Ukraine’s Helicopter-Killing Missiles Can See Right Through Jamming

Ukraine’s Helicopter-Killing Missiles Can See Right Through Jamming

A Kamov Ka-52 fires flares in 2013.

Wikimedia Commons

When Ukrainian brigades rolled out across the south and east on the night of June 4, kicking off Kyiv’s long-anticipated 2023 counteroffensive, Russian air force helicopters were waiting for them.

Ukraine had concentrated its best air-defenses around Kyiv and other major cities, leaving the front-line brigades exposed to attack from above—a flaw in Ukrainian planning the Russians exploited.

Ten weeks later, the Ukrainians seem to have extended their air-defenses over the leading brigades. On Thursday, Ukrainian troops shot down two Russian attack helicopters.

The shoot-downs were especially sweet for the Ukrainian army’s 47th Mechanized Brigade. Russian aircraft wreaked havoc on the 47th Brigade during the first night of its assault south of Mala Tokmachka, in southern Ukraine’s Zaporizhzhia Oblast, on June 8.

Struck by mines, pelted with artillery and harried from the air, the 47th and its partner brigade, the 33rd Mechanized, lost at least two dozen of their best vehicles that night, including Leopard 2A6 tanks, Leopard 2R mineclearers and M-2 fighting vehicles.
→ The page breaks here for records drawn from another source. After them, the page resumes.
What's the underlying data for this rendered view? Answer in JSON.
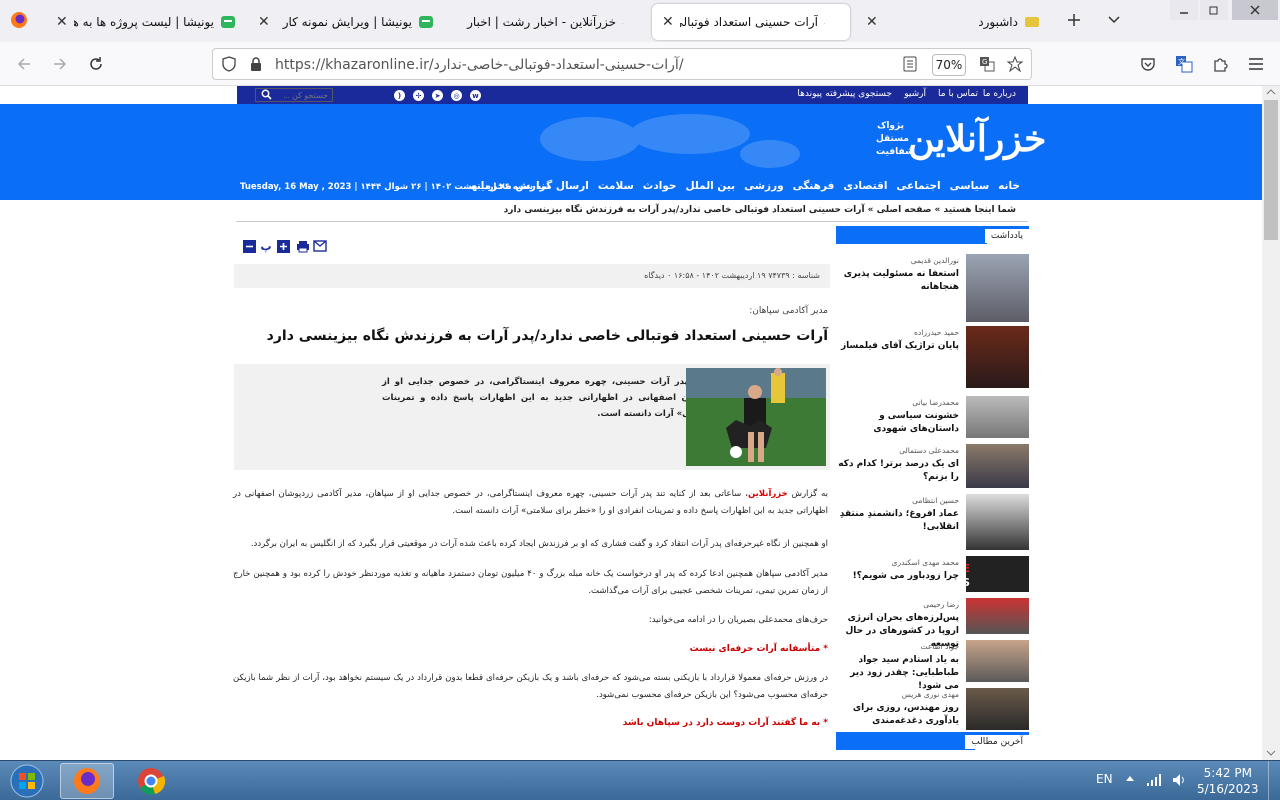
{
  "tabs": [
    {
      "title": "یونیشا | لیست پروژه ها به همراه",
      "icon": "unisha-icon"
    },
    {
      "title": "یونیشا | ویرایش نمونه کار",
      "icon": "unisha-icon"
    },
    {
      "title": "خزرآنلاین - اخبار رشت | اخبار",
      "icon": "khazar-icon"
    },
    {
      "title": "آرات حسینی استعداد فوتبالی خ",
      "icon": "khazar-icon",
      "active": true
    },
    {
      "title": "داشبورد",
      "icon": "dashboard-icon"
    }
  ],
  "browser": {
    "url": "https://khazaronline.ir/آرات-حسینی-استعداد-فوتبالی-خاصی-ندارد/",
    "zoom": "70%"
  },
  "site": {
    "top_links": [
      "درباره ما",
      "تماس با ما",
      "آرشیو",
      "جستجوی پیشرفته",
      "پیوندها"
    ],
    "search_placeholder": "جستجو کن ...",
    "logo": "خزرآنلاین",
    "slogan": [
      "پژواک",
      "مستقل",
      "شفافیت"
    ],
    "nav": [
      "خانه",
      "سیاسی",
      "اجتماعی",
      "اقتصادی",
      "فرهنگی",
      "ورزشی",
      "بین الملل",
      "حوادث",
      "سلامت",
      "ارسال گزارش محرمانه"
    ],
    "date": "سه شنبه ۲۶ اردیبهشت ۱۴۰۲ | ۲۶ شوال ۱۴۴۴ | Tuesday, 16 May , 2023",
    "breadcrumb": "شما اینجا هستید »   صفحه اصلی »   آرات حسینی استعداد فوتبالی خاصی ندارد/پدر آرات به فرزندش نگاه بیزینسی دارد"
  },
  "sidebar": {
    "section1": "یادداشت",
    "items": [
      {
        "author": "نورالدین قدیمی",
        "title": "استعفا نه مسئولیت پذیری هنجاهانه"
      },
      {
        "author": "حمید حیدرزاده",
        "title": "پایان تراژیک آقای فیلمساز"
      },
      {
        "author": "محمدرضا بیاتی",
        "title": "خشونت سیاسی و داستان‌های شهودی"
      },
      {
        "author": "محمدعلی دستمالی",
        "title": "ای یک درصد برتر! کدام دکه را بزنم؟"
      },
      {
        "author": "حسین انتظامی",
        "title": "عماد افروغ؛ دانشمندِ منتقدِ انقلابی!"
      },
      {
        "author": "محمد مهدی اسکندری",
        "title": "چرا زودباور می شویم؟!"
      },
      {
        "author": "رضا رحیمی",
        "title": "پس‌لرزه‌های بحران انرژی اروپا در کشورهای در حال توسعه"
      },
      {
        "author": "جواد اطاعت",
        "title": "به یاد استادم سید جواد طباطبایی: چقدر زود دیر می شود!"
      },
      {
        "author": "مهدی نوری هریس",
        "title": "روز مهندس، روزی برای یادآوری دغدغه‌مندی"
      }
    ],
    "section2": "آخرین مطالب"
  },
  "article": {
    "meta": "شناسه : ۷۴۷۳۹     ۱۹ اردیبهشت ۱۴۰۲ - ۱۶:۵۸     ۰ دیدگاه",
    "kicker": "مدیر آکادمی سپاهان:",
    "headline": "آرات حسینی استعداد فوتبالی خاصی ندارد/پدر آرات به فرزندش نگاه بیزینسی دارد",
    "lead": "خزر: ساعاتی بعد از کنایه تند پدر آرات حسینی، چهره معروف اینستاگرامی، در خصوص جدایی او از سپاهان، مدیر آکادمی زردپوشان اصفهانی در اظهاراتی جدید به این اظهارات پاسخ داده و تمرینات انفرادی او را «خطر برای سلامتی» آرات دانسته است.",
    "p1_prefix": "به گزارش",
    "p1_brand": "خزرآنلاین",
    "p1": "، ساعاتی بعد از کنایه تند پدر آرات حسینی، چهره معروف اینستاگرامی، در خصوص جدایی او از سپاهان، مدیر آکادمی زردپوشان اصفهانی در اظهاراتی جدید به این اظهارات پاسخ داده و تمرینات انفرادی او را «خطر برای سلامتی» آرات دانسته است.",
    "p2": "او همچنین از نگاه غیرحرفه‌ای پدر آرات انتقاد کرد و گفت فشاری که او بر فرزندش ایجاد کرده باعث شده آرات در موقعیتی قرار بگیرد که از انگلیس به ایران برگردد.",
    "p3": "مدیر آکادمی سپاهان همچنین ادعا کرده که پدر او درخواست یک خانه مبله بزرگ و ۴۰ میلیون تومان دستمزد ماهیانه و تغذیه موردنظر خودش را کرده بود و همچنین خارج از زمان تمرین تیمی، تمرینات شخصی عجیبی برای آرات می‌گذاشت.",
    "p4": "حرف‌های محمدعلی بصیریان را در ادامه می‌خوانید:",
    "h1": "* متأسفانه آرات حرفه‌ای نیست",
    "p5": "در ورزش حرفه‌ای معمولا قرارداد با بازیکنی بسته می‌شود که حرفه‌ای باشد و یک بازیکن حرفه‌ای قطعا بدون قرارداد در یک سیستم نخواهد بود، آرات از نظر شما بازیکن حرفه‌ای محسوب می‌شود؟ این بازیکن حرفه‌ای محسوب نمی‌شود.",
    "h2": "* به ما گفتند آرات دوست دارد در سپاهان باشد"
  },
  "taskbar": {
    "lang": "EN",
    "time": "5:42 PM",
    "date": "5/16/2023"
  }
}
The Ukrainians eventually found a way around the Mala Tokmachka minefield, allowing them to recover—and presumably repair—many of the vehicles they abandoned on June 8. The 47th-33rd battlegroup advanced several miles south, ultimately reaching Robotyne, a key Russian strongpoint on the road to Melitopol, 45 miles farther south.

It was here, just north of Russian positions in Robotyne, that the 47th Brigade got revenge on the Ka-52s, many of which operate from Russian-occupied Berdyansk on the Black Sea coast.

Firing a Swedish-made Saab RBS-70 laser-guided missile, 47th Brigade troopers shot down a Ka-52, reportedly killing one of the two crew. The same day, Ukrainian forces also shot down another Ka-52 around Bakhmut in eastern Ukraine.

The twin shoot-downs bring to at least 41 the number of Ka-52s Russia has lost in its 18-month wider war on Ukraine. That’s roughly a third of all the Ka-52s Kamov has built for the Russian air force.

The Ka-52 fleet has had a hard war. To use their best Vikhr anti-tank missiles, Ka-52 crews must hover a few hundred feet off the ground for seconds at a time, potentially exposing them to ground-based air-defenses. During those vulnerable seconds, a gunship crew depends on the helicopter’s onboard jammers to protect it.

A Ka-52 has countermeasures against laser- and infrared-guided missiles but not against radar-guided missiles. So Ka-52s frequently fly in mixed formations with heavier Mil Mi-28s, which do have radar-jammers.

But the overlapping countermeasures don’t always work—especially against an RBS-70. The 190-pound, two-person air-defense system fires a supersonic missile as far as 5.5 miles. Nearly as far as a Vikhr ranges.

While its primary guidance is a laser, the RBS-70 works even when the laser gets spoofed. “The operator on the ground can use manual control at any time after launch and thus change the target point,” Saab explained.

Even after losing 41 Ka-52s plus at least 60 other helicopters and no fewer than 74 fixed-wing aircraft, the Russians still mostly control the air over the front line in Ukraine.

To make any contribution to Kyiv’s counteroffensive and survive, Ukrainian helicopters must fly ridiculously low. Ukrainian fighter jets meanwhile have been launching their own attacks from long range, firing a variety of Western-made precision missiles and glide bombs.

Only the Russian air force can deploy attack helicopters and fighter-bombers at will directly over the heaviest ground fighting.

For now. If every Ukrainian brigade can push its missile crews forward the way the 47th Brigade clearly has done, the Russians eventually could lose control of the air over the front line.